NVIDIA came out to clarify doubts about the use of open Kernel modules

NVIDIA drivers on Linux

We recently shared here on the blog the news about the changes that NVIDIA has implemented in the version of its proprietary drivers "NVIDIA 560".

Proposed Changes that will be applied from the "NVIDIA 560" version, consist basically in that open Linux kernel modules will be used by default on systems with GPUs based on the Turing microarchitecture (GeForce GTX 1600 and RTX 2000) and newer versions.

With this change, open and proprietary modules cannot be used simultaneously or coexist in the same file system. This means that open modules can only be used with GPUs that have a separate GPU System Processor (GSP) microcontroller, such as the Turing, Ampere, and Ada microarchitectures. For older GPUs without GSP, such as those based on Maxwell, Pascal, and Volta microarchitectures, proprietary modules will continue to be used.

Given the doubts and many of the speculations that were generated after the news, Andy Ritger, leader of the development of drivers for Unix-type operating systems at NVIDIA, came out to answer various questions related to the transition from NVIDIA proprietary drivers to the default use of open Linux kernel modules.

Andy mentions that the capabilities of open and proprietary modules regarding GPU initialization and power management They will be quite similar on NVIDIA 560 drivers, with plans to work towards full parity in the future. It is mentioned that version 560 will also address historical issues in open modules, such as those related to the use of VRR (variable refresh rate) on laptops.

In addition to this, cWhen the topic of support for open Nouveau and NVK controllers was addressed, a representative of NVIDIA indicated that, for production applications, the company recommendation is to use proprietary drivers and open kernel modules supplied separately. Although the company previously attempted to provide documentation and patches for Nouveau and NVK developers, the assistance provided is considered modest and does not qualify as full support.

With regards to ability to support proprietary NVIDIA components in the open driver Nouveau, such as CUDA, AI, RT/PT, DLSS and Optix, it was mentioned that this is currently not possible and that these components do not work with the Nouveau kernel module. It is not clear if this will be possible in the future.

It's important pointing that Nouveau also does not support configuration and monitoring related features (nvapi/nvidia-smi). However, a change in the licensing of nvapi API definitions allowed projects such as Wine and Proton to develop their own implementations of some nvapi elements used in games.
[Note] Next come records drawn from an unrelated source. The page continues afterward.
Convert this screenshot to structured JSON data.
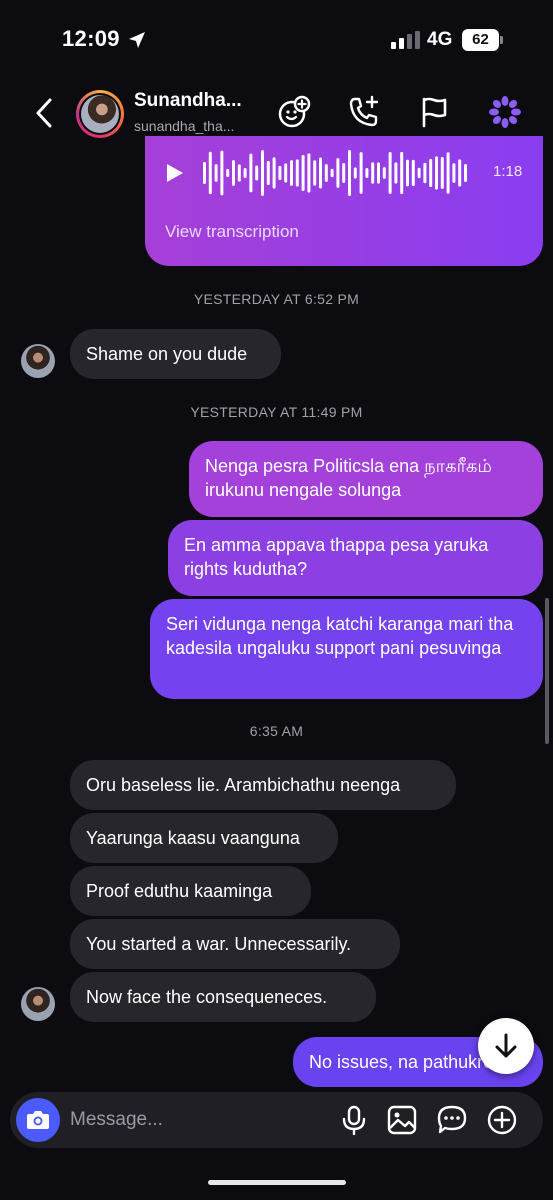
{
  "status_bar": {
    "time": "12:09",
    "network": "4G",
    "battery": "62"
  },
  "header": {
    "name": "Sunandha...",
    "username": "sunandha_tha..."
  },
  "voice_message": {
    "duration": "1:18",
    "transcription_label": "View transcription"
  },
  "messages": [
    {
      "type": "timestamp",
      "text": "YESTERDAY AT 6:52 PM"
    },
    {
      "type": "received",
      "text": "Shame on you dude"
    },
    {
      "type": "timestamp",
      "text": "YESTERDAY AT 11:49 PM"
    },
    {
      "type": "sent",
      "text": "Nenga pesra Politicsla ena நாகரீகம் irukunu nengale solunga"
    },
    {
      "type": "sent",
      "text": "En amma appava thappa pesa yaruka rights kudutha?"
    },
    {
      "type": "sent",
      "text": "Seri vidunga nenga katchi karanga mari tha kadesila ungaluku support pani pesuvinga"
    },
    {
      "type": "timestamp",
      "text": "6:35 AM"
    },
    {
      "type": "received",
      "text": "Oru baseless lie. Arambichathu neenga"
    },
    {
      "type": "received",
      "text": "Yaarunga kaasu vaanguna"
    },
    {
      "type": "received",
      "text": "Proof eduthu kaaminga"
    },
    {
      "type": "received",
      "text": "You started a war. Unnecessarily."
    },
    {
      "type": "received",
      "text": "Now face the consequeneces."
    },
    {
      "type": "sent",
      "text": "No issues, na pathukren"
    }
  ],
  "composer": {
    "placeholder": "Message..."
  },
  "colors": {
    "sent_gradient_top": "#a83fd9",
    "sent_gradient_bottom": "#6a42f2",
    "received_bg": "#26262c",
    "camera_button": "#4c5bff"
  }
}
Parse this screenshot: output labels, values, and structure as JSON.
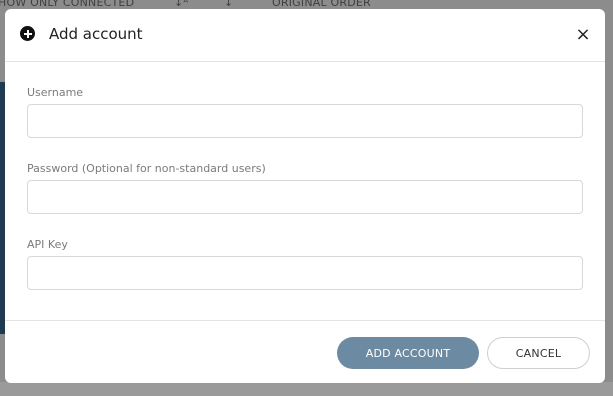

On the other hand, also the issue of NVIDIA employee involvement was addressed in the development of Nouveau, it was mentioned that this participation is currently limited, but some employees they are already contributing to the development of Nouveau and participating in related discussions.

When wondered about NVIDIA's plans to open stack components of drivers for GPUs that run in user space, a company employee responded that he was not aware of such plans.

Of the other points that were addressed, it is mentioned that:

  • NVIDIA has no plans to push for the inclusion of open modules in the main Linux kernel at this time.
  • NVIDIA has no plans to provide open kernel modules for GPUs prior to the Turing generation. Therefore, Volta and older GPU users should continue to use the proprietary modules for optimal performance.
  • The decision to use public modules by default is based on the desire to simplify testing and reduce the overhead associated with needing to retest public and private modules.

Finally, en regarding parity in functionality between open and proprietary drivers, a representative of NVIDIA mentioned that in version 560 of the controller, the open source kernel modules will achieve approximately the functionality of the proprietary modules. However, the limitation of not being able to use the RTD3 (Run Time D3) dynamic power management mechanism with open kernel modules in generations prior to Ampere was highlighted.

If you are interested in knowing more about it, you can check the details at the following link.